O Direito, para além da sua função legitimadora de actos humanos, tem um papel importante na persuasão sobre as nossas escolhas, influenciando comportamentos e tomadas de decisões através de imposições e sinais legislativos. Os sinais legislativos funcionam, assim, tal como os sinais de trânsitos, como orientadores da nossa caminhada, com proibições, permissões e, sobretudo, alertas de perigo.

A vontade de quem decide, e influencia, pode ser analisada nestes pequenos sinais que nos ajudam a prever o cenário que se avizinha. Em Angola, a visão clara de transmitir confiança aos investidores (nacionais e estrangeiros) tem sido evidenciada numa profunda alteração e modernização legislativa que iniciou em 2018. Diplomas estruturantes do sistema jurídico têm dado especial relevância ao compliance e à governação corporativa.

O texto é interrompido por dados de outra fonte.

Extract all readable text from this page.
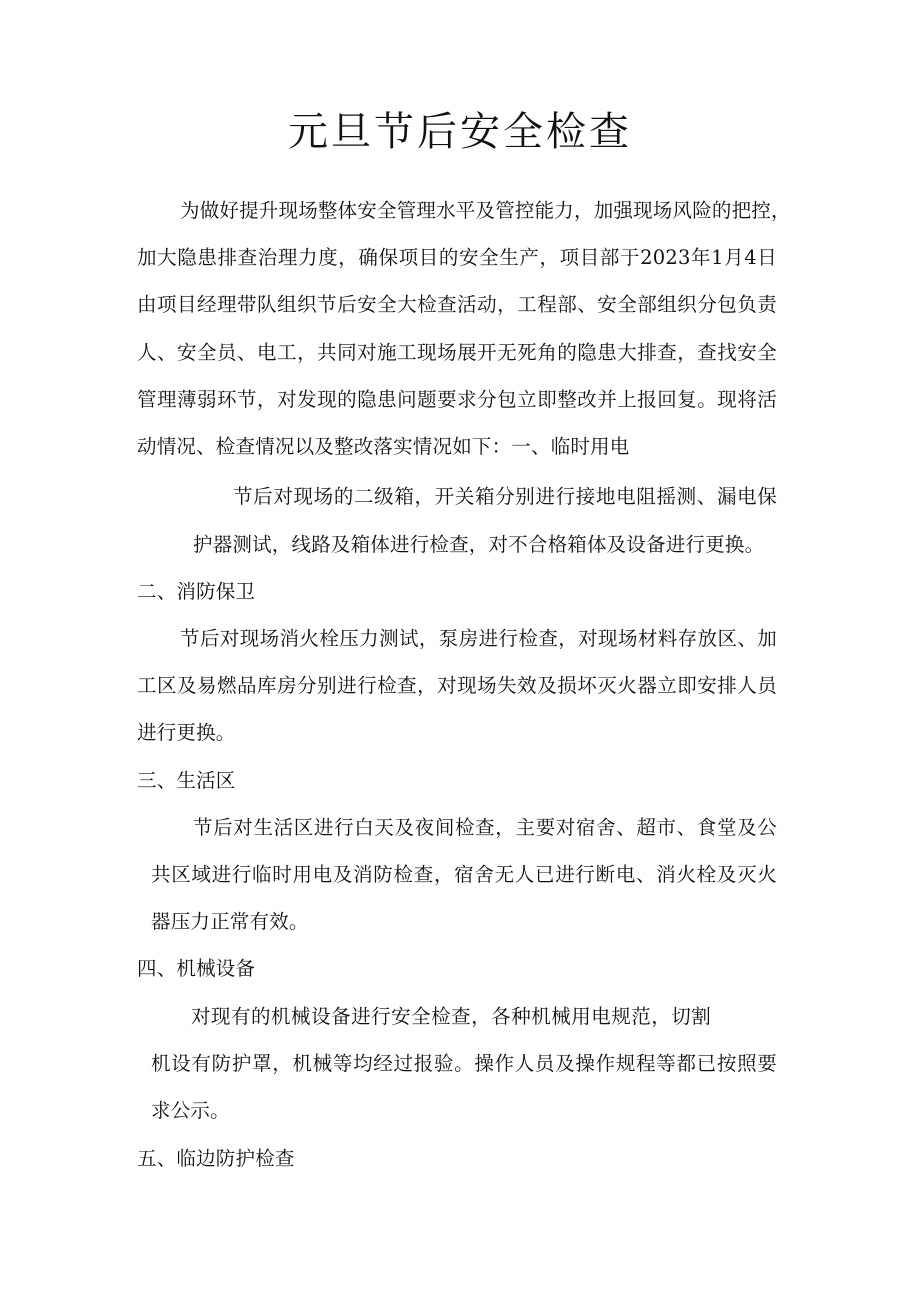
元旦节后安全检查
为做好提升现场整体安全管理水平及管控能力，加强现场风险的把控，
加大隐患排查治理力度，确保项目的安全生产，项目部于2023年1月4日
由项目经理带队组织节后安全大检查活动，工程部、安全部组织分包负责
人、安全员、电工，共同对施工现场展开无死角的隐患大排查，查找安全
管理薄弱环节，对发现的隐患问题要求分包立即整改并上报回复。现将活
动情况、检查情况以及整改落实情况如下：一、临时用电
节后对现场的二级箱，开关箱分别进行接地电阻摇测、漏电保
护器测试，线路及箱体进行检查，对不合格箱体及设备进行更换。
二、消防保卫
节后对现场消火栓压力测试，泵房进行检查，对现场材料存放区、加
工区及易燃品库房分别进行检查，对现场失效及损坏灭火器立即安排人员
进行更换。
三、生活区
节后对生活区进行白天及夜间检查，主要对宿舍、超市、食堂及公
共区域进行临时用电及消防检查，宿舍无人已进行断电、消火栓及灭火
器压力正常有效。
四、机械设备
对现有的机械设备进行安全检查，各种机械用电规范，切割
机设有防护罩，机械等均经过报验。操作人员及操作规程等都已按照要
求公示。
五、临边防护检查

Vejamos alguns destes sinais que servem de alerta e necessidade clara de termos compliance obrigatório nas empresas angolanas:

– A Lei de Bases do Sector Empresarial Público (Lei n.º 11/13, de 3 de setembro) estabelece, no artigo 17.º, que as empresas públicas ou com domínio público devem adoptar procedimentos de controlo interno;

– A Lei dos Contratos Públicos (Lei n.º 41/20, de 23 de dezembro) impõe, no seu artigo 4.º, às empresas que participem nos concursos, a obrigação de observância dos princípios e regras do governo societário;

– A Autoridade Reguladora da Concorrência, ao abrigo da sua competência de difundir orientações que considere relevantes (artigo 6.º d) do Decreto Presidencial 313/18, de 21 de dezembro), emitiu o Guia de Compliance Concorrencial, reconhecendo a necessidade de Compliance como instrumento fundamental de cumprimento da Lei da Concorrência (Lei n.º 5/18, de 10 de maio) e da prevenção das sanções previstas nos artigos 21.º a 25.º da referida Lei;

– A Lei de Prevenção e Combate ao Branqueamento de Capitais, do Financiamento ao Terrorismo e da Proliferação de Armas de Destruição em Massa (Lei 5/20, de 27 de janeiro) tem um âmbito de aplicação subjectivo muito alargado, abrangendo os prestadores de serviços e empresas que exercem comércio em geral. No âmbito das medidas de combate ao branqueamento de capitais, as instituições abrangidas devem implementar sistemas de controlo de conformidade (artigo 22.º 1.º a);

– O Novo Código Penal Angolano (Lei n.º 38/20, de 11 de novembro) alterou profundamente a tipificação dos crimes no sistema angolano, dando especial relevância aos crimes contra o mercado e a economia (artigo 453.º a 473.º), tipificando os crimes de corrupção ao sector privado (artigos 459.º e 460.º) e corrupção no domínio do comércio internacional (artigo 461.º). Com a entrada em vigor do Novo Código Penal, as empresas, seus gerentes e administradores, passaram a ter, ainda mais, motivos para uma preocupação diária com o compliance.

Um outro sinal claro foi dado recentemente com a aprovação do novo Regime das Instituições Financeiras através da Lei n.º 14/21, de 19 de maio. O artigo 71.º institucionaliza o Código do Governo das Instituições Financeiras Bancárias que foi regulado pelo Aviso do Banco Nacional de Angola n.º 10/21, de 14 de julho.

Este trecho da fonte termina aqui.